Proprietários contestam aumento de IMI previsto no OE

O Governo vai avançar já em novembro com a avaliação de cinco milhões de habitações para efeito de atualização do IMI (imposto municipal sobre imóveis). Estão na mira dos técnicos das Finanças os prédios urbanos que não foram alvo de avaliação depois de 2004. A Associação Nacional de Proprietários reagiu hoje com repúdio contra estes “incomportáveis aumentos”.

RTP /
"O caminho é a avaliação geral do património que ainda não foi avaliado pelos critérios do CIMI", defende a ANP RTP

O texto do Orçamento do Estado para 2012 estipula ainda que o IMI para prédios urbanos que foram vendidos ou avaliados desde 2004 passe de um intervalo entre 0,2 e 0,4 por cento para um intervalo entre 0,3 e 0,5 por cento. Para os prédios que ainda não tiveram essa avaliação ao abrigo das novas normas, o valor sobre o qual incide o imposto passa a ser entre 0,5 e 0,8 por cento - o anterior intervalo ia dos 0,4 aos 0,7 por cento. Refere a proposta de Orçamento:

"As taxas previstas (...) são elevadas, anualmente, ao triplo nos casos de prédios urbanos que se encontrem devolutos há mais de um ano e de prédios em ruínas"


As taxas previstas são elevadas anualmente ao triplo nos casos de prédios urbanos que se encontrem devolutos há mais de um ano e de prédios em ruínas. A taxa sobe é de 7,5% sempre que os proprietários de imóveis tenham sede fiscal em jurisdições com regime fiscal "claramente mais favorável".

O OE permite que – caso discorde da avaliação do Estado - o detentor do imóvel possa contestá-la, mas pagando a nova avaliação do seu bolso, se vier a comprovar-se que não tem razão.

ANP manifesta descontentamento
Quem já manifestou “repúdio” pela medida foi a Associação Nacional de Proprietários. A ANP lamenta este aumento de impostos, que diz onerar a propriedade, e exigiu "a suspensão dos incomportáveis aumentos" dos limites do IMI. A ANP pede que os imóveis já avaliados pelo CIMI não sofram agravamento, "sob pena de iniquidade clamorosa":

"Vários senhorios já pagam mais em impostos do que recebem de rendas e em relação aos prédios transacionados a avaliação origina uma sobrecarga fiscal sobre lucros virtuais em sede de imposto municipal sobre transação de imóveis (IMT) e sobre inexistentes mais-valias em sede de imposto sobre o rendimento (IRS)"
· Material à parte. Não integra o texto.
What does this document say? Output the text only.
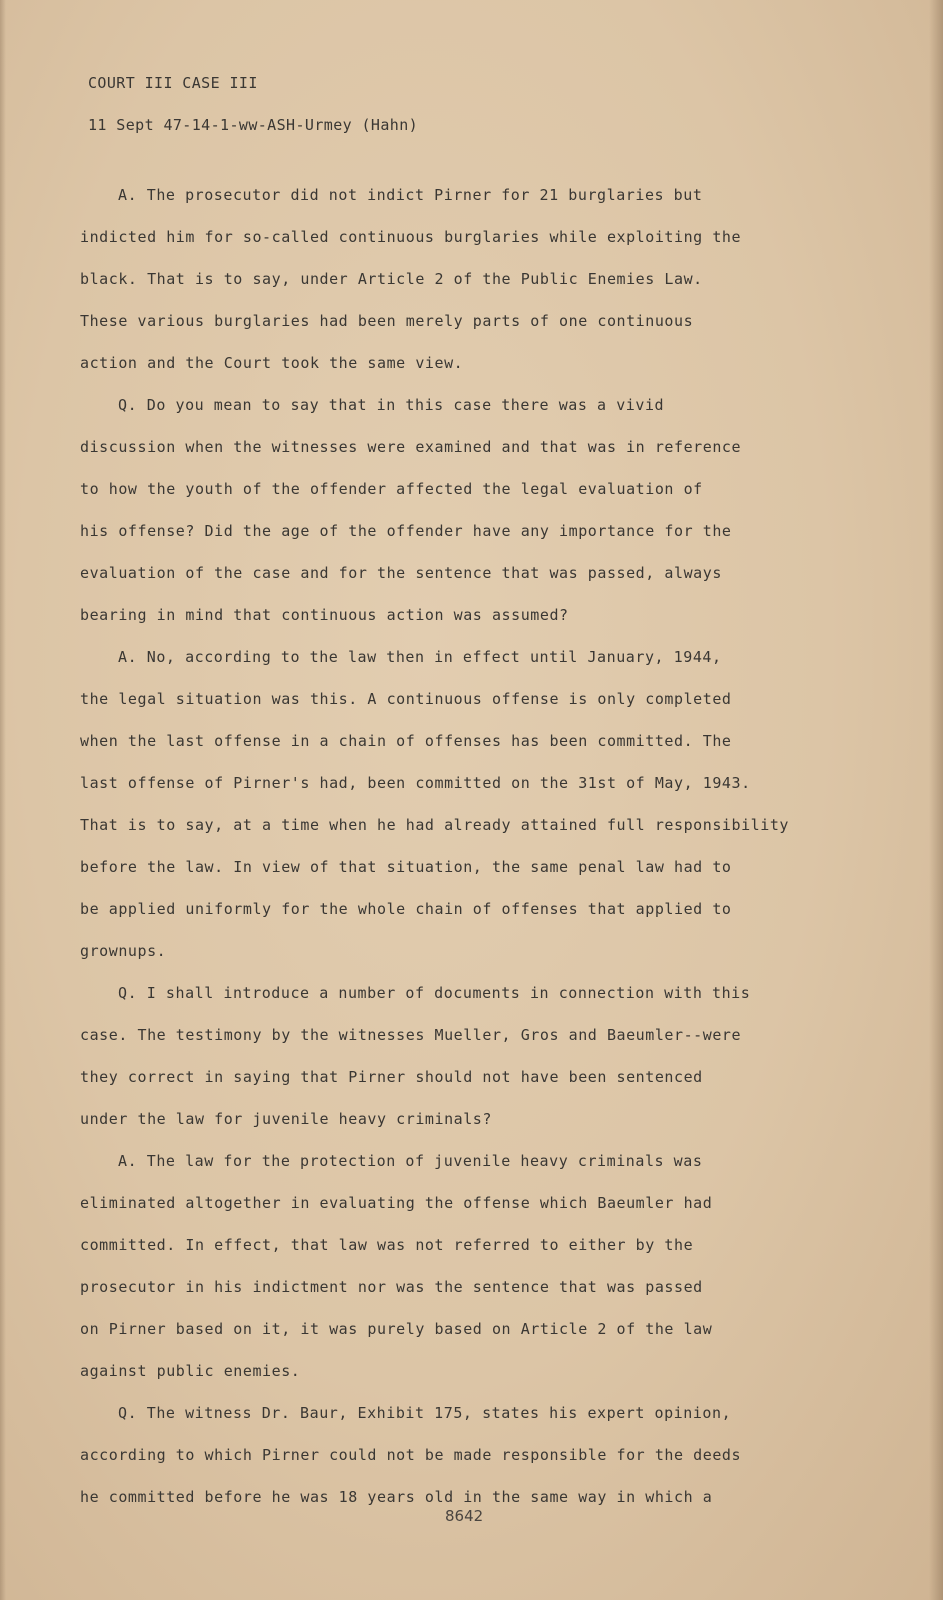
COURT III CASE III
11 Sept 47-14-1-ww-ASH-Urmey (Hahn)
A. The prosecutor did not indict Pirner for 21 burglaries but
indicted him for so-called continuous burglaries while exploiting the
black. That is to say, under Article 2 of the Public Enemies Law.
These various burglaries had been merely parts of one continuous
action and the Court took the same view.
Q. Do you mean to say that in this case there was a vivid
discussion when the witnesses were examined and that was in reference
to how the youth of the offender affected the legal evaluation of
his offense? Did the age of the offender have any importance for the
evaluation of the case and for the sentence that was passed, always
bearing in mind that continuous action was assumed?
A. No, according to the law then in effect until January, 1944,
the legal situation was this. A continuous offense is only completed
when the last offense in a chain of offenses has been committed. The
last offense of Pirner's had, been committed on the 31st of May, 1943.
That is to say, at a time when he had already attained full responsibility
before the law. In view of that situation, the same penal law had to
be applied uniformly for the whole chain of offenses that applied to
grownups.
Q. I shall introduce a number of documents in connection with this
case. The testimony by the witnesses Mueller, Gros and Baeumler--were
they correct in saying that Pirner should not have been sentenced
under the law for juvenile heavy criminals?
A. The law for the protection of juvenile heavy criminals was
eliminated altogether in evaluating the offense which Baeumler had
committed. In effect, that law was not referred to either by the
prosecutor in his indictment nor was the sentence that was passed
on Pirner based on it, it was purely based on Article 2 of the law
against public enemies.
Q. The witness Dr. Baur, Exhibit 175, states his expert opinion,
according to which Pirner could not be made responsible for the deeds
he committed before he was 18 years old in the same way in which a
8642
Em comunicado, a associação conclui que "aquilo que à primeira vista parece e é apresentado como um pequeno aumento de 0,4 para 0,5% ou de 0,7 para 0,8%, conforme os prédios e andares estejam ou não pelas normas do Código do Imposto Municipal sobre Imóveis (CIMI), significa um aumento brutal de 25 por cento para os avaliados".

Explica a ANP que "o contribuinte que pagava 400 euros de IMI passará a pagar 500", acrescentando que há um aumento de 14,3 por cento para todos os outros, "já que o contribuinte que pagava 700 passará a pagar 800 euros".

"O caminho correto deve ser a avaliação geral do património que ainda não foi avaliado pelos critérios do CIMI. Um aumento ad hoc por percentagem sobre os valores matriciais ou patrimoniais fiscais existentes, só para aumentar receita bruta, agrava a injustiça clamorosa que já se verifica na situação atual, em que prédios iguais chegam a pagar 20 vezes mais que outros, conforme estão ou não avaliados pelo CIMI", afirma.

Para a associação é também de ter em conta que "o valor comercial do património tem diminuído significativamente, o que resulta num agravamento do IMI sobre os prédios que foram avaliados, dado que o seu valor matricial se encontra muito acima do valor real de mercado".